OTHER: This bill creates a lot of impact on the court. The appropriation for mediation under-funds what the fiscal note estimated the impact to be. What happens once the county runs out of funds? The mediation should be subject to the appropriation provided for this service. The liaison position would need to be an attorney and a master's level social worker in order to be knowledgeable about the various state and federal laws the liaison should know.

This bill requires every county to establish a facilitator program. The expense to small rural counties is substantial and they are strapped already for the services they do provide. The $20 refund for the liaison service is an administrative nightmare. Also, there's a glitch in the bill that does not allow the county to retain the filing fees charged for the liaison. As currently drafted, they are to be subject to division with the state.

Persons Testifying (Ways & Means): PRO: Senator Hargrove, prime sponsor; Lonnie Johns-Brown, National Organization of Women; Gail Stone, Washington State Bar Association, Family Law Sections; Carey Morris, Washington State Coalition Against Domestic Violence.

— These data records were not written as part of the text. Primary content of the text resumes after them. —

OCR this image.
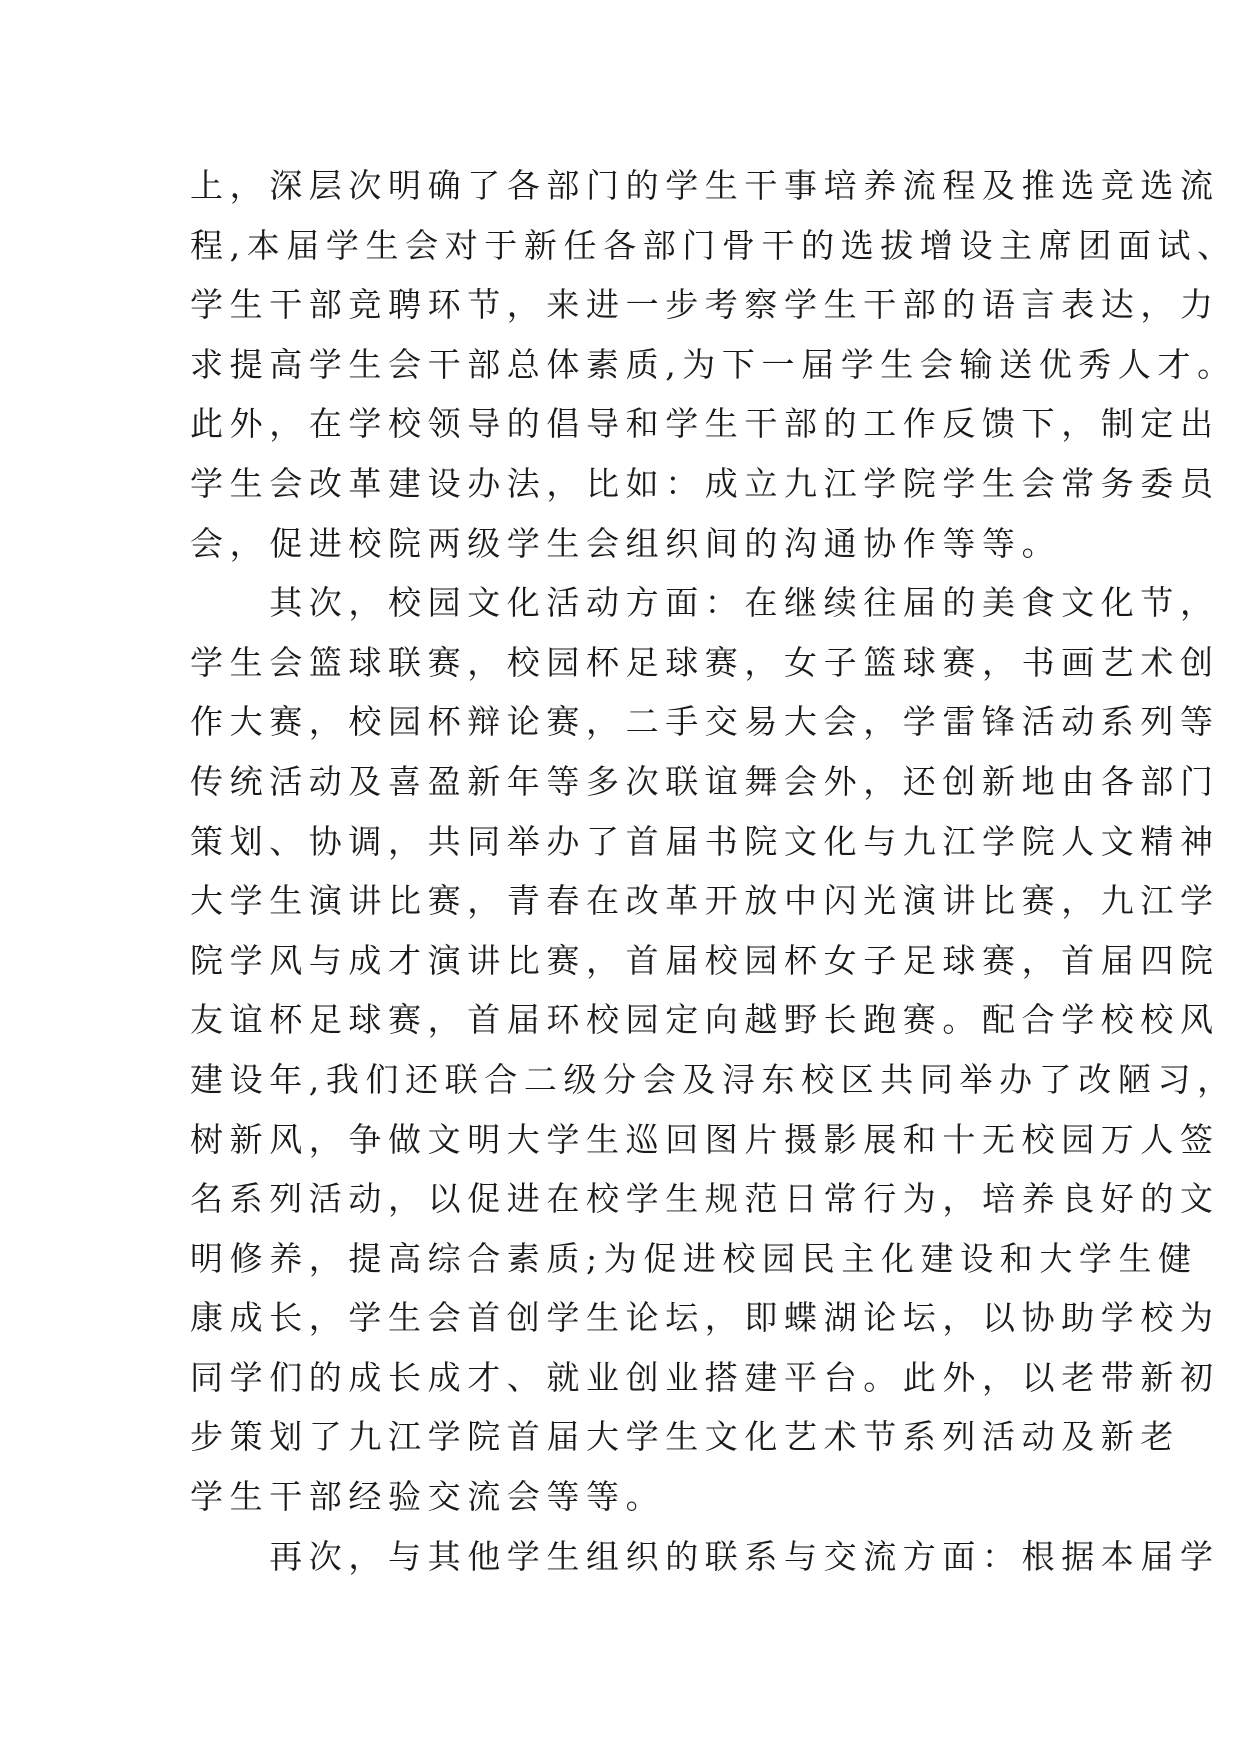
上，深层次明确了各部门的学生干事培养流程及推选竞选流
程,本届学生会对于新任各部门骨干的选拔增设主席团面试、
学生干部竞聘环节，来进一步考察学生干部的语言表达，力
求提高学生会干部总体素质,为下一届学生会输送优秀人才。
此外，在学校领导的倡导和学生干部的工作反馈下，制定出
学生会改革建设办法，比如：成立九江学院学生会常务委员
会，促进校院两级学生会组织间的沟通协作等等。
　　其次，校园文化活动方面：在继续往届的美食文化节，
学生会篮球联赛，校园杯足球赛，女子篮球赛，书画艺术创
作大赛，校园杯辩论赛，二手交易大会，学雷锋活动系列等
传统活动及喜盈新年等多次联谊舞会外，还创新地由各部门
策划、协调，共同举办了首届书院文化与九江学院人文精神
大学生演讲比赛，青春在改革开放中闪光演讲比赛，九江学
院学风与成才演讲比赛，首届校园杯女子足球赛，首届四院
友谊杯足球赛，首届环校园定向越野长跑赛。配合学校校风
建设年,我们还联合二级分会及浔东校区共同举办了改陋习，
树新风，争做文明大学生巡回图片摄影展和十无校园万人签
名系列活动，以促进在校学生规范日常行为，培养良好的文
明修养，提高综合素质;为促进校园民主化建设和大学生健
康成长，学生会首创学生论坛，即蝶湖论坛，以协助学校为
同学们的成长成才、就业创业搭建平台。此外，以老带新初
步策划了九江学院首届大学生文化艺术节系列活动及新老
学生干部经验交流会等等。
　　再次，与其他学生组织的联系与交流方面：根据本届学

OTHER: Pam Daniels, Snohomish County Clerk; Debbie Wilke, Washington Association of County Officials; Martha Hardin Cesar, Superior Court Judges Association.

Signed in, Unable to Testify & Submitted Written Testimony: CON: Joan Best, attorney.

House Amendment(s): The amendment changes the name of family law liaison program to initial point of contact program, and changes the effective date to after July 1, 2009, but before November 1, 2009. Venue limitations are removed, and will be studied by a task force, along with the initial point of contact program. The amendment also removes the requirements relating to the screening of both parents when one has been convicted of a sex offense and the completion of a safety plan. The court is required to review other databases in addition to the Judicial Information System for information relevant to the child's placement. The court is further allowed to consider the cultural heritage and religious beliefs of the child when establishing a permanent parenting plan.

Data tracking provisions are modified to require that the information be organized by county and itemized by quarter, rather than organized by judicial officer. Acknowledgment of the receipt of information still required prior to entry of a final decree, but not 15 days before filing.